Deux ans plus tard, le nouveau maire de Grenoble Prunelle-Delierre le nomme officier municipal[8]. En cette qualité, il tente de concilier en 1792 le Conseil général de l'Isère et l'administration militaire au sujet de réquisitions de bâtiments privés et de l'hôpital public[9].

Teisseire est un révolutionnaire actif, prend le parti du jacobinisme à Grenoble, et commande le 3e bataillon de la Garde Nationale. Par ses opinions maratistes il gagne la sympathie du peuple[3]. Élu au Conseil municipal le 16 décembre 1792, il est nommé chef de la police. Sa popularité est renforcée par son intervention efficace auprès de la Convention Nationale à Paris visant à obtenir un prêt substantiel d'un million d'assignats pour pallier l'approvisionnement difficile de la ville de Grenoble en blé et en viande, dû en partie aux mauvaises récoltes, en partie aux réquisitions croissantes des subsistances militaires alors que la disette s'installe et le spectre de la famine se profile en Dauphiné. La conviction de son discours l'emporte sur les réticences des Conventionnels, et le prêt est accordé[10].

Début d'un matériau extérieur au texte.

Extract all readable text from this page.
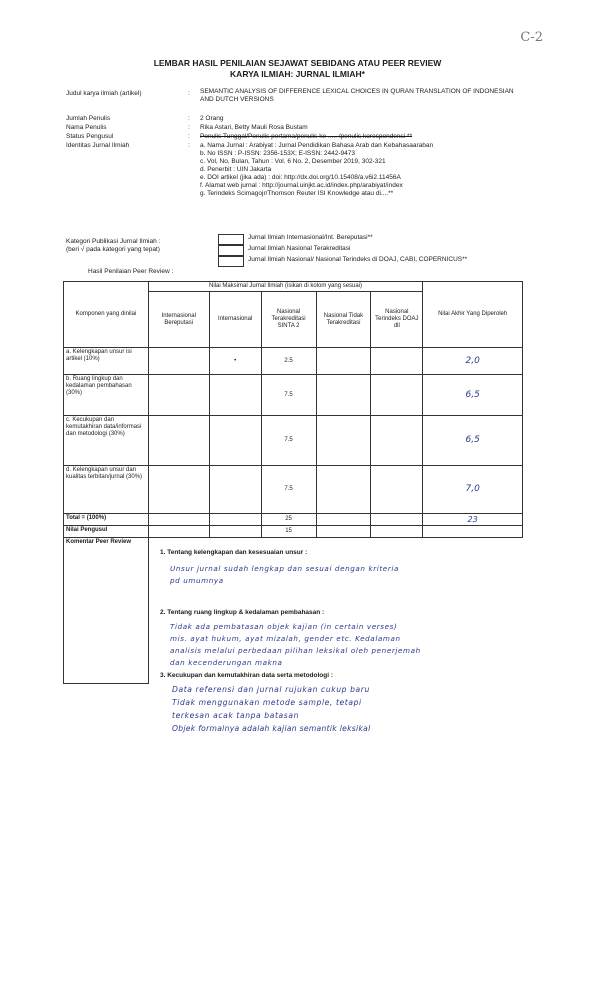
C-2
LEMBAR HASIL PENILAIAN SEJAWAT SEBIDANG ATAU PEER REVIEW
KARYA ILMIAH: JURNAL ILMIAH*
Judul karya ilmiah (artikel)	: SEMANTIC ANALYSIS OF DIFFERENCE LEXICAL CHOICES IN QURAN TRANSLATION OF INDONESIAN AND DUTCH VERSIONS
Jumlah Penulis	: 2 Orang
Nama Penulis	: Rika Astari, Betty Mauli Rosa Bustam
Status Pengusul	: Penulis Tunggal/Penulis pertama/penulis ke ..... /penulis korespondensi **
Identitas Jurnal Ilmiah	: a. Nama Jurnal : Arabiyat : Jurnal Pendidikan Bahasa Arab dan Kebahasaaraban
b. No ISSN : P-ISSN: 2356-153X; E-ISSN: 2442-9473
c. Vol, No, Bulan, Tahun : Vol. 6 No. 2, Desember 2019, 302-321
d. Penerbit : UIN Jakarta
e. DOI artikel (jika ada) : doi: http://dx.doi.org/10.15408/a.v6i2.11456A
f. Alamat web jurnal : http://journal.uinjkt.ac.id/index.php/arabiyat/index
g. Terindeks Scimagojr/Thomson Reuter ISI Knowledge atau di....**
Kategori Publikasi Jurnal Ilmiah :
(beri √ pada kategori yang tepat)
Jurnal Ilmiah Internasional/Int. Bereputasi**
Jurnal Ilmiah Nasional Terakreditasi
Jurnal Ilmiah Nasional/ Nasional Terindeks di DOAJ, CABI, COPERNICUS**
Hasil Penilaian Peer Review :
Komponen yang dinilai	Nilai Maksimal Jurnal Ilmiah (isikan di kolom yang sesuai)					Nilai Akhir Yang Diperoleh
	Internasional Bereputasi	Internasional	Nasional Terakreditasi SINTA 2	Nasional Tidak Terakreditasi	Nasional Terindeks DOAJ dll	
a. Kelengkapan unsur isi artikel (10%)		•	2.5			2,0
b. Ruang lingkup dan kedalaman pembahasan (30%)			7.5			6,5
c. Kecukupan dan kemutakhiran data/informasi dan metodologi (30%)			7.5			6,5
d. Kelengkapan unsur dan kualitas terbitan/jurnal (30%)			7.5			7,0
Total = (100%)			25			23
Nilai Pengusul			15			
Komentar Peer Review						
1. Tentang kelengkapan dan kesesuaian unsur :
Unsur jurnal sudah lengkap dan sesuai dengan kriteria
pd umumnya
2. Tentang ruang lingkup & kedalaman pembahasan :
Tidak ada pembatasan objek kajian (in certain verses)
mis. ayat hukum, ayat mizalah, gender etc. Kedalaman
analisis melalui perbedaan pilihan leksikal oleh penerjemah
dan kecenderungan makna
3. Kecukupan dan kemutakhiran data serta metodologi :
Data referensi dan jurnal rujukan cukup baru
Tidak menggunakan metode sample, tetapi
terkesan acak tanpa batasan
Objek formalnya adalah kajian semantik leksikal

Dans son discours, Teisseire affiche clairement ses positions en faveur d'une démocratie directe contraignant les plus riches à céder leur bien au peuple lorsque le besoin s'en fait sentir : « Représentants du Peuple, apaisez sa faim par le superflu des riches. Il leur en coutera peu, car il ne faut au Peuple pour achever la Révolution que du fer. Il ne demande pour en supporter le poids que du pain »[11]. Teisseire prononce ces mots alors qu'à la Convention règne une grande agitation : son président Isnard condamne avec virulence la Montagne dans son discours du 31 mai 1793 et confirme la nécessité de l'arrestation d'Hébert. Les Montagnards se soulèvent et l'acculent à la démission, devenant ainsi maîtres de la Convention.

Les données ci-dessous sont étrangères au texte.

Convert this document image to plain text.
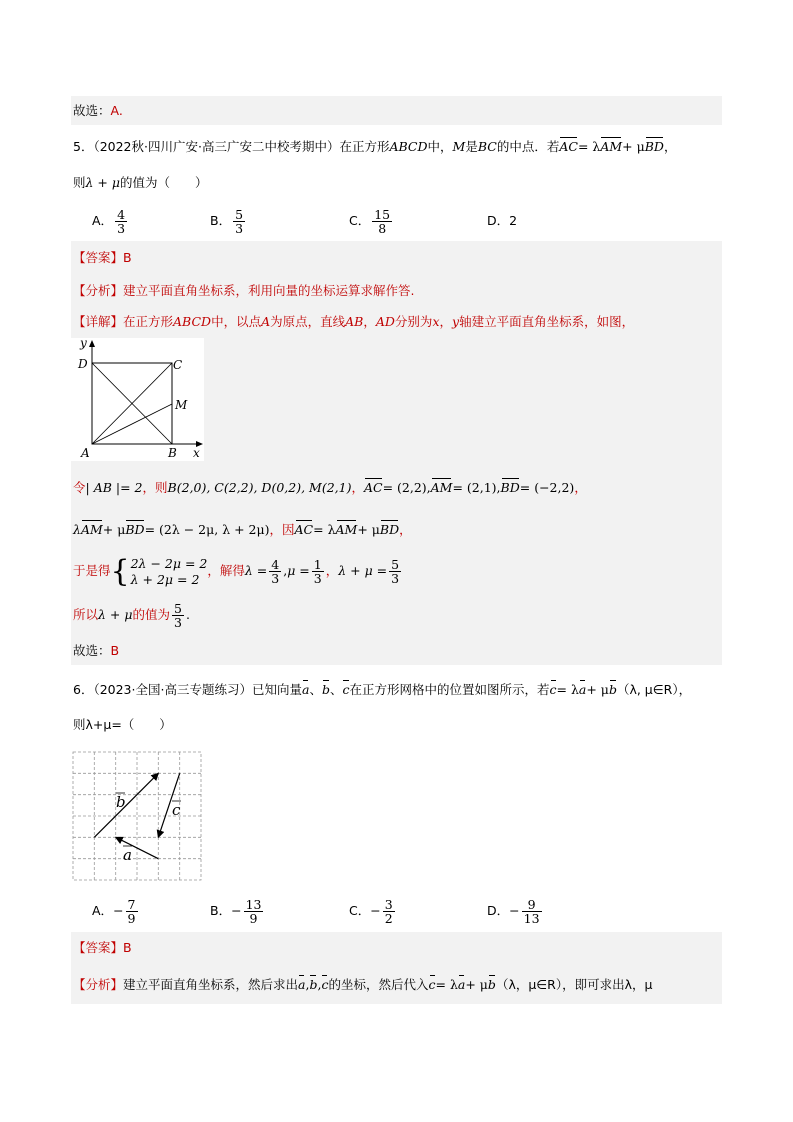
故选：A.
5．（2022秋·四川广安·高三广安二中校考期中）在正方形ABCD中，M是BC的中点．若AC= λAM+ μBD，
则λ + μ的值为（　　）
A． $\frac{4}{3}$	B． $\frac{5}{3}$	C． $\frac{15}{8}$	D．2
【答案】B
【分析】建立平面直角坐标系，利用向量的坐标运算求解作答.
【详解】在正方形ABCD中，以点A为原点，直线AB，AD分别为x，y轴建立平面直角坐标系，如图，
y
D	C
M
A	B x
令| AB |= 2，则B(2,0), C(2,2), D(0,2), M(2,1)，AC= (2,2),AM= (2,1),BD= (−2,2)，
λAM+ μBD= (2λ − 2μ, λ + 2μ)，因AC= λAM+ μBD，
于是得{ 2λ − 2μ = 2
λ + 2μ = 2
，解得$\lambda = \frac{4}{3} ,\mu = \frac{1}{3}$ ，$\lambda + \mu = \frac{5}{3}$
所以λ + μ的值为 $\frac{5}{3}$ .
故选：B
6．（2023·全国·高三专题练习）已知向量a、b、c在正方形网格中的位置如图所示，若c= λa+ μb（λ, μ∈R），
则λ+μ=（　　）
b	c
a
A．− $\frac{7}{9}$	B．− $\frac{13}{9}$	C．− $\frac{3}{2}$	D．− $\frac{9}{13}$
【答案】B
【分析】建立平面直角坐标系，然后求出a,b,c的坐标，然后代入c= λa+ μb（λ，μ∈R），即可求出λ，μ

Mais à Lyon, la commune ne suit pas la même tendance. Depuis septembre 1792, les Montagnards menés par Chalier mènent une politique de répression active qui pousse la population à se révolter et arrêter Chalier. Le 1er juillet 1793, Teisseire entre sur le territoire de la commune de Lyon passée aux mains des Girondins. Connu pour sa proximité avec les Montagnards, celui-ci est arrêté en possession d'un mémoire contenant ses opinions jacobines. Il écrit le 3 juillet au Conseil général de l'Isère, alors qu'il est transféré à la prison de Pierre Scize : « Je vous invite à vous unir à la Convention nationale, à ne jamais la méconnaître, c'est la boussole qui sauvera la France ». À Grenoble, l'émotion est vive, et l'agent Claude Perier qui vient de négocier l'approvisionnement de la ville en grains auprès des départements voisins, proche des Girondins, tente d'obtenir sa libération. Entre-temps, les Grenoblois élisent une nouvelle municipalité menée par de Barral, marquis de Montferrat, hostile aux Girondins, et c'est Teisseire alors emprisonné qui est élu procureur de la Commune. Lyon annonce que Teisseire sera jugé et Grenoble menace : « L'arrestation du citoyen Teisseire, patriote de Grenoble, a mis au comble l'indignation publique. Nous marcherons sur Lyon. »[11] Lyon décide en fin de compte la libération de Teisseire le 7 juillet[3].

Tandis que Lyon, bientôt assiégée, s'opposait de plus en plus fermement à la Convention montagnarde, l'heure était à la répression contre les Girondins et autres fédéralistes. Reconnaissant envers Perier, très actif pour sa libération, il attesta devant les Montagnards de sa foi en la Patrie et en la Révolution, évitant ainsi des poursuites contre le riche négociant qui deviendra par la suite son beau-père[12].

Teisseire devient l'un des principaux bienfaiteurs de la commune de Grenoble en finançant hôpitaux et écoles. Le 31 mai 1794, il est agent national de la commune puis est élu officier municipal le 2 novembre 1795[13].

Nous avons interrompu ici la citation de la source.